The treatment plan will depend on the severity of the injury and the patient’s medical condition. Injury severity ranges from a minor sprain to a full-thickness tear of the ligament. This has been classified into 3 grades: grade I is a sprain of the UCL; grade II is a partial tear of the UCL; grade III is a full-thickness tear with joint instability. Most people have sprains or partial tears of the UCL (grade I or II). If the joint is stable on examination, surgery is not usually required. Treatment in these cases is typically rest and protection in a cast or full-time brace for 4-6 weeks. Activities are resumed as comfort permits, but forceful pinching is discouraged for about 3 months from the injury. It is very common to have some swelling and “aching” pain in the thumb for 6 months after the injury, particularly during strenuous activities.
Some patients have injuries which are more severe and the stability of the joint can be compromised. When a full-thickness tear of the UCL occurs (grade III injury), healing of the ligament to the bone can be difficult. In many cases, the adductor aponeurosis tissue is interposed between the ligament and the bone. This condition is known as a “Stener lesion.” In other words, the ligament cannot heal properly because it is displaced too far and blocked from its natural position. Non-surgical treatment is unreliable in these cases. Surgery is usually recommended to secure the ligament back down to the bone.
If there is an associated fracture involving the joint, treatment is decided based on the size and amount of displacement of the fracture fragment. Small, non-displaced fractures are often best treated non-surgically. Large, displaced fractures may benefit from surgery.
What is involved with surgery?
The surgery is performed on an outpatient using either regional anesthesia or local anesthesia with sedation. During the surgery, I make an incision at the thumb MP joint, identify the damaged structures, and perform a strong repair of the ligament and joint capsule. In most cases, a bone anchor is used to secure the ligament to the bone. If there is a large fracture, this is stabilized using pins or screws. The radial sensory nerve, which provides feeling to the back of the thumb, is always in the surgical field. This nerve is identified and gently retracted out of the way during the procedure.
If there has been a long delay in diagnosis – greater than 6 weeks or so – it may be difficult to repair the retracted tendon back to bone. In this case, local tissue can be used to augment the repair. In some cases, a tendon graft may be needed to reconstruct the damaged ligament. Therefore, early diagnosis and treatment are important.
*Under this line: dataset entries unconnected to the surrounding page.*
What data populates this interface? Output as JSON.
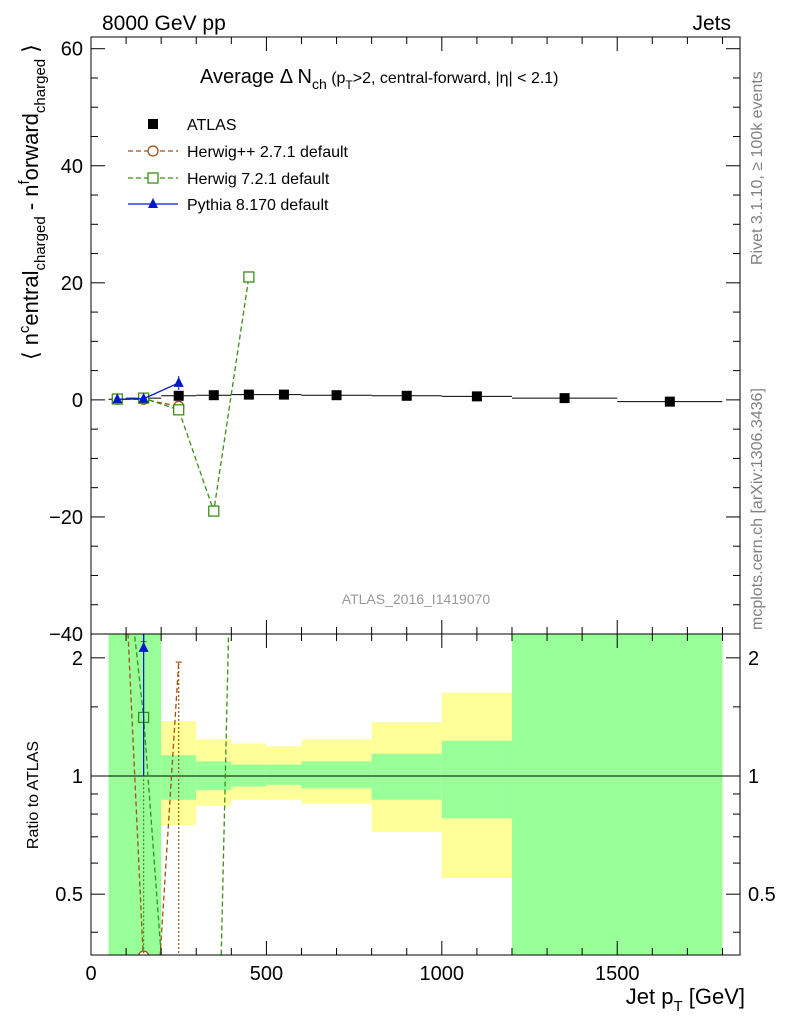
{
  "header": {
    "left": "8000 GeV pp",
    "right": "Jets"
  },
  "side_labels": {
    "rivet": "Rivet 3.1.10, ≥ 100k events",
    "mcplots": "mcplots.cern.ch [arXiv:1306.3436]"
  },
  "watermark": "ATLAS_2016_I1419070",
  "chart_data": [
    {
      "type": "scatter",
      "title": {
        "main": "Average Δ N",
        "main_sub": "ch",
        "cut_pre": " (p",
        "cut_sub": "T",
        "cut_post": ">2, central-forward, |η| < 2.1)"
      },
      "ylabel": {
        "p1": "⟨ n",
        "s1": "c",
        "p2": "entral",
        "s2": "charged",
        "p3": " - n",
        "s3": "f",
        "p4": "orward",
        "s4": "charged",
        "p5": " ⟩"
      },
      "xlim": [
        0,
        1850
      ],
      "ylim": [
        -40,
        62
      ],
      "yticks": [
        -40,
        -20,
        0,
        20,
        40,
        60
      ],
      "ytick_labels": [
        "−40",
        "−20",
        "0",
        "20",
        "40",
        "60"
      ],
      "legend_position": "top-left",
      "series": [
        {
          "name": "ATLAS",
          "color": "#000000",
          "marker": "filled-square",
          "line": "none",
          "x": [
            75,
            150,
            250,
            350,
            450,
            550,
            700,
            900,
            1100,
            1350,
            1650
          ],
          "xerr": [
            25,
            50,
            50,
            50,
            50,
            50,
            100,
            100,
            100,
            150,
            150
          ],
          "y": [
            0.1,
            0.3,
            0.7,
            0.8,
            0.9,
            0.9,
            0.8,
            0.7,
            0.6,
            0.3,
            -0.3
          ],
          "yerr": [
            0.3,
            0.3,
            0.3,
            0.3,
            0.3,
            0.3,
            0.3,
            0.3,
            0.3,
            0.4,
            0.6
          ]
        },
        {
          "name": "Herwig++ 2.7.1 default",
          "color": "#a0520f",
          "marker": "open-circle",
          "line": "dashed",
          "x": [
            75,
            150,
            250
          ],
          "y": [
            0.1,
            0.1,
            -1.1
          ],
          "yerr": [
            0.2,
            0.3,
            0.6
          ]
        },
        {
          "name": "Herwig 7.2.1 default",
          "color": "#3a8f16",
          "marker": "open-square",
          "line": "dashed",
          "x": [
            75,
            150,
            250,
            350,
            450
          ],
          "y": [
            0.15,
            0.3,
            -1.7,
            -19,
            21
          ],
          "yerr": [
            0.2,
            0.3,
            0.5,
            0.6,
            0.6
          ]
        },
        {
          "name": "Pythia 8.170 default",
          "color": "#0018cc",
          "marker": "filled-triangle",
          "line": "solid",
          "x": [
            75,
            150,
            250
          ],
          "y": [
            0.1,
            0.2,
            2.9
          ],
          "yerr": [
            0.2,
            0.3,
            1.2
          ]
        }
      ]
    },
    {
      "type": "line",
      "ylabel": "Ratio to ATLAS",
      "xlabel": {
        "main": "Jet p",
        "sub": "T",
        "post": " [GeV]"
      },
      "xlim": [
        0,
        1850
      ],
      "ylim": [
        0.35,
        2.3
      ],
      "xticks": [
        0,
        500,
        1000,
        1500
      ],
      "yticks": [
        0.5,
        1,
        2
      ],
      "ytick_labels": [
        "0.5",
        "1",
        "2"
      ],
      "bins": [
        50,
        100,
        200,
        300,
        400,
        500,
        600,
        800,
        1000,
        1200,
        1800
      ],
      "yellow_band_low": [
        0.3,
        0.78,
        0.75,
        0.84,
        0.87,
        0.87,
        0.85,
        0.72,
        0.55,
        0.3
      ],
      "yellow_band_high": [
        2.5,
        1.37,
        1.38,
        1.24,
        1.21,
        1.19,
        1.24,
        1.37,
        1.63,
        2.5
      ],
      "green_band_low": [
        0.3,
        0.3,
        0.87,
        0.92,
        0.94,
        0.95,
        0.93,
        0.87,
        0.78,
        0.3
      ],
      "green_band_high": [
        2.5,
        2.5,
        1.13,
        1.09,
        1.07,
        1.07,
        1.09,
        1.14,
        1.23,
        2.5
      ],
      "series": [
        {
          "name": "Herwig++ 2.7.1 default",
          "color": "#a0520f",
          "line": "dashed",
          "points": [
            [
              98,
              3.2
            ],
            [
              150,
              0.33
            ],
            [
              180,
              0.2
            ],
            [
              250,
              1.95
            ]
          ],
          "err_x": 250,
          "err_lo": 0.33,
          "err_hi": 1.95
        },
        {
          "name": "Herwig 7.2.1 default",
          "color": "#3a8f16",
          "line": "dashed",
          "points": [
            [
              110,
              3.0
            ],
            [
              150,
              1.41
            ],
            [
              220,
              0.2
            ]
          ],
          "points2": [
            [
              365,
              0.2
            ],
            [
              395,
              3.0
            ]
          ],
          "square_at": [
            150,
            1.41
          ],
          "err_x": 150,
          "err_lo": 0.3,
          "err_hi": 2.2
        },
        {
          "name": "Pythia 8.170 default",
          "color": "#0018cc",
          "line": "solid",
          "points": [
            [
              150,
              2.1
            ],
            [
              150,
              3.0
            ]
          ],
          "triangle_at": [
            150,
            2.12
          ],
          "err_x": 150,
          "err_lo": 1.0,
          "err_hi": 3.0
        }
      ]
    }
  ]
}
What can I expect after surgery?
Your thumb will be protected in a plaster splint which will be removed in clinic at about 10-14 days. At this point, most patients are placed into a custom-made full-time splint or cast for an additional 4 weeks. I recommend avoiding heavy lifting, pulling, pushing or gripping for approximately 3 months after surgery. The ligament repair site requires several weeks to heal adequately. Unadvised use of the thumb before this time could compromise your result.
The first 2-3 days after surgery can be painful and medications will be prescribed to help. Pain, swelling, and stiffness in the thumb gradually improve over time. Most patients can return to better function at about 3 months post-operatively, but maximum improvement can take 6 months or so. Recovery time varies among patients, depending on the severity of the injury, possible complications, and pain tolerance of the patient. Occasionally, patients have residual stiffness and “aching” in the thumb after treatment. Arthritis, also known as degenerative joint disease, may develop in the future if the initial injury damaged the joint surface. My goal is to help each patient obtain the most function possible after the injury.